Itta Bena, Miss. Works to Preserve Civil Rights History
Klansmen were sitting in cars outside Hopewell Missionary Baptist Church in Itta Bena, Miss., on June 18, 1963, as local Black citizens held a “Medgar Evers Memorial” voter registration meeting. One of the Klansmen threw a tear-gas bomb under the church, causing noxious fumes to rise through the wooden floor boards as the conversation went on inside the church in the small Mississippi Delta town in Leflore County near Greenwood.
Student Nonviolent Coordinating Committee organizer Silas McGee led everyone out of the building, where klansmen then hit them with rocks, bottles and other objects. It was just six days since white supremacist Byron De La Beckwith, both a member of the racist Citizens Council based in Jackson and the Klan, had assassinated NAACP leader Medgar Evers on June 12 at his home in Jackson.

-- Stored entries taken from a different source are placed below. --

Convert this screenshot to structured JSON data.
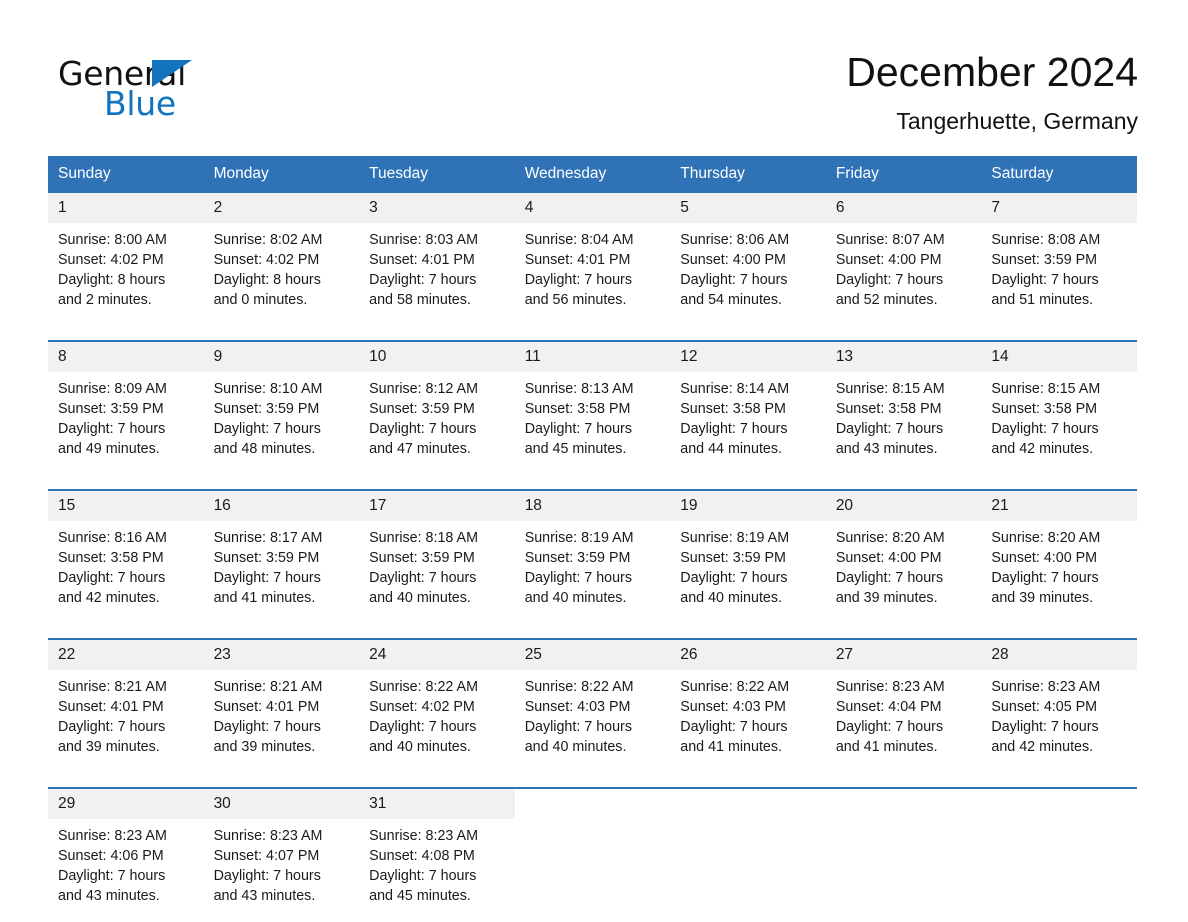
{
  "brand": {
    "name_top": "General",
    "name_bottom": "Blue",
    "triangle_color": "#1273be",
    "text_color": "#121212"
  },
  "header": {
    "title": "December 2024",
    "subtitle": "Tangerhuette, Germany"
  },
  "colors": {
    "header_blue": "#2f73b6",
    "daynum_band": "#f1f1f1",
    "text": "#1a1a1a",
    "page_background": "#ffffff"
  },
  "weekday_headers": [
    "Sunday",
    "Monday",
    "Tuesday",
    "Wednesday",
    "Thursday",
    "Friday",
    "Saturday"
  ],
  "weeks": [
    {
      "days": [
        {
          "num": "1",
          "sunrise": "Sunrise: 8:00 AM",
          "sunset": "Sunset: 4:02 PM",
          "daylight_1": "Daylight: 8 hours",
          "daylight_2": "and 2 minutes."
        },
        {
          "num": "2",
          "sunrise": "Sunrise: 8:02 AM",
          "sunset": "Sunset: 4:02 PM",
          "daylight_1": "Daylight: 8 hours",
          "daylight_2": "and 0 minutes."
        },
        {
          "num": "3",
          "sunrise": "Sunrise: 8:03 AM",
          "sunset": "Sunset: 4:01 PM",
          "daylight_1": "Daylight: 7 hours",
          "daylight_2": "and 58 minutes."
        },
        {
          "num": "4",
          "sunrise": "Sunrise: 8:04 AM",
          "sunset": "Sunset: 4:01 PM",
          "daylight_1": "Daylight: 7 hours",
          "daylight_2": "and 56 minutes."
        },
        {
          "num": "5",
          "sunrise": "Sunrise: 8:06 AM",
          "sunset": "Sunset: 4:00 PM",
          "daylight_1": "Daylight: 7 hours",
          "daylight_2": "and 54 minutes."
        },
        {
          "num": "6",
          "sunrise": "Sunrise: 8:07 AM",
          "sunset": "Sunset: 4:00 PM",
          "daylight_1": "Daylight: 7 hours",
          "daylight_2": "and 52 minutes."
        },
        {
          "num": "7",
          "sunrise": "Sunrise: 8:08 AM",
          "sunset": "Sunset: 3:59 PM",
          "daylight_1": "Daylight: 7 hours",
          "daylight_2": "and 51 minutes."
        }
      ]
    },
    {
      "days": [
        {
          "num": "8",
          "sunrise": "Sunrise: 8:09 AM",
          "sunset": "Sunset: 3:59 PM",
          "daylight_1": "Daylight: 7 hours",
          "daylight_2": "and 49 minutes."
        },
        {
          "num": "9",
          "sunrise": "Sunrise: 8:10 AM",
          "sunset": "Sunset: 3:59 PM",
          "daylight_1": "Daylight: 7 hours",
          "daylight_2": "and 48 minutes."
        },
        {
          "num": "10",
          "sunrise": "Sunrise: 8:12 AM",
          "sunset": "Sunset: 3:59 PM",
          "daylight_1": "Daylight: 7 hours",
          "daylight_2": "and 47 minutes."
        },
        {
          "num": "11",
          "sunrise": "Sunrise: 8:13 AM",
          "sunset": "Sunset: 3:58 PM",
          "daylight_1": "Daylight: 7 hours",
          "daylight_2": "and 45 minutes."
        },
        {
          "num": "12",
          "sunrise": "Sunrise: 8:14 AM",
          "sunset": "Sunset: 3:58 PM",
          "daylight_1": "Daylight: 7 hours",
          "daylight_2": "and 44 minutes."
        },
        {
          "num": "13",
          "sunrise": "Sunrise: 8:15 AM",
          "sunset": "Sunset: 3:58 PM",
          "daylight_1": "Daylight: 7 hours",
          "daylight_2": "and 43 minutes."
        },
        {
          "num": "14",
          "sunrise": "Sunrise: 8:15 AM",
          "sunset": "Sunset: 3:58 PM",
          "daylight_1": "Daylight: 7 hours",
          "daylight_2": "and 42 minutes."
        }
      ]
    },
    {
      "days": [
        {
          "num": "15",
          "sunrise": "Sunrise: 8:16 AM",
          "sunset": "Sunset: 3:58 PM",
          "daylight_1": "Daylight: 7 hours",
          "daylight_2": "and 42 minutes."
        },
        {
          "num": "16",
          "sunrise": "Sunrise: 8:17 AM",
          "sunset": "Sunset: 3:59 PM",
          "daylight_1": "Daylight: 7 hours",
          "daylight_2": "and 41 minutes."
        },
        {
          "num": "17",
          "sunrise": "Sunrise: 8:18 AM",
          "sunset": "Sunset: 3:59 PM",
          "daylight_1": "Daylight: 7 hours",
          "daylight_2": "and 40 minutes."
        },
        {
          "num": "18",
          "sunrise": "Sunrise: 8:19 AM",
          "sunset": "Sunset: 3:59 PM",
          "daylight_1": "Daylight: 7 hours",
          "daylight_2": "and 40 minutes."
        },
        {
          "num": "19",
          "sunrise": "Sunrise: 8:19 AM",
          "sunset": "Sunset: 3:59 PM",
          "daylight_1": "Daylight: 7 hours",
          "daylight_2": "and 40 minutes."
        },
        {
          "num": "20",
          "sunrise": "Sunrise: 8:20 AM",
          "sunset": "Sunset: 4:00 PM",
          "daylight_1": "Daylight: 7 hours",
          "daylight_2": "and 39 minutes."
        },
        {
          "num": "21",
          "sunrise": "Sunrise: 8:20 AM",
          "sunset": "Sunset: 4:00 PM",
          "daylight_1": "Daylight: 7 hours",
          "daylight_2": "and 39 minutes."
        }
      ]
    },
    {
      "days": [
        {
          "num": "22",
          "sunrise": "Sunrise: 8:21 AM",
          "sunset": "Sunset: 4:01 PM",
          "daylight_1": "Daylight: 7 hours",
          "daylight_2": "and 39 minutes."
        },
        {
          "num": "23",
          "sunrise": "Sunrise: 8:21 AM",
          "sunset": "Sunset: 4:01 PM",
          "daylight_1": "Daylight: 7 hours",
          "daylight_2": "and 39 minutes."
        },
        {
          "num": "24",
          "sunrise": "Sunrise: 8:22 AM",
          "sunset": "Sunset: 4:02 PM",
          "daylight_1": "Daylight: 7 hours",
          "daylight_2": "and 40 minutes."
        },
        {
          "num": "25",
          "sunrise": "Sunrise: 8:22 AM",
          "sunset": "Sunset: 4:03 PM",
          "daylight_1": "Daylight: 7 hours",
          "daylight_2": "and 40 minutes."
        },
        {
          "num": "26",
          "sunrise": "Sunrise: 8:22 AM",
          "sunset": "Sunset: 4:03 PM",
          "daylight_1": "Daylight: 7 hours",
          "daylight_2": "and 41 minutes."
        },
        {
          "num": "27",
          "sunrise": "Sunrise: 8:23 AM",
          "sunset": "Sunset: 4:04 PM",
          "daylight_1": "Daylight: 7 hours",
          "daylight_2": "and 41 minutes."
        },
        {
          "num": "28",
          "sunrise": "Sunrise: 8:23 AM",
          "sunset": "Sunset: 4:05 PM",
          "daylight_1": "Daylight: 7 hours",
          "daylight_2": "and 42 minutes."
        }
      ]
    },
    {
      "days": [
        {
          "num": "29",
          "sunrise": "Sunrise: 8:23 AM",
          "sunset": "Sunset: 4:06 PM",
          "daylight_1": "Daylight: 7 hours",
          "daylight_2": "and 43 minutes."
        },
        {
          "num": "30",
          "sunrise": "Sunrise: 8:23 AM",
          "sunset": "Sunset: 4:07 PM",
          "daylight_1": "Daylight: 7 hours",
          "daylight_2": "and 43 minutes."
        },
        {
          "num": "31",
          "sunrise": "Sunrise: 8:23 AM",
          "sunset": "Sunset: 4:08 PM",
          "daylight_1": "Daylight: 7 hours",
          "daylight_2": "and 45 minutes."
        },
        {
          "num": "",
          "sunrise": "",
          "sunset": "",
          "daylight_1": "",
          "daylight_2": ""
        },
        {
          "num": "",
          "sunrise": "",
          "sunset": "",
          "daylight_1": "",
          "daylight_2": ""
        },
        {
          "num": "",
          "sunrise": "",
          "sunset": "",
          "daylight_1": "",
          "daylight_2": ""
        },
        {
          "num": "",
          "sunrise": "",
          "sunset": "",
          "daylight_1": "",
          "daylight_2": ""
        }
      ]
    }
  ]
}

With McGee at the helm, the meeting’s attendees marched past the white supremacists in protest through downtown Itta Bena, even as cars tried to run them down. The sheriff ignored the klansmen, but he arrested dozens of protesters and jailed at the Caboose, an Itta Bena jail. The protesters were charged them with disturbance and breach of peace, The Greenwood Commonwealth newspaper reported the next day. The paper said then that Sheriff John Ed Cothron had arrested 58, with 29 of them minors, loading them all into a school bus and driving them to the county jail in Greenwood.
White authorities held a five-minute trial the following morning with protesters, ranging in age from children to women in their 70s; records show that 45 protesters were fined and sentenced to the Leflore County prison farm.
The Greenwood Civil Rights Movement headquarters had no money to bail the protesters out, so they stayed in prison for two months. During that time, the inmates held hunger and work strikes, and the jail transferred 23 of the 45 protesters to the Mississippi State Penitentiary, also known as Parchman Farm, where they endured harsh conditions.
On Aug. 16, 1963, the National Council of Churches, an ecumenical organization based in New York that supported the Civil Rights Movement, paid the protesters’ bonds, and they were released.
The church sustained no damage from the bombing, and voter-registration work continued. One hundred and fifty attempted registrants voted by affidavit in the gubernatorial primary in Itta Bena on Aug. 6, 1963, and state authorities rejected every vote.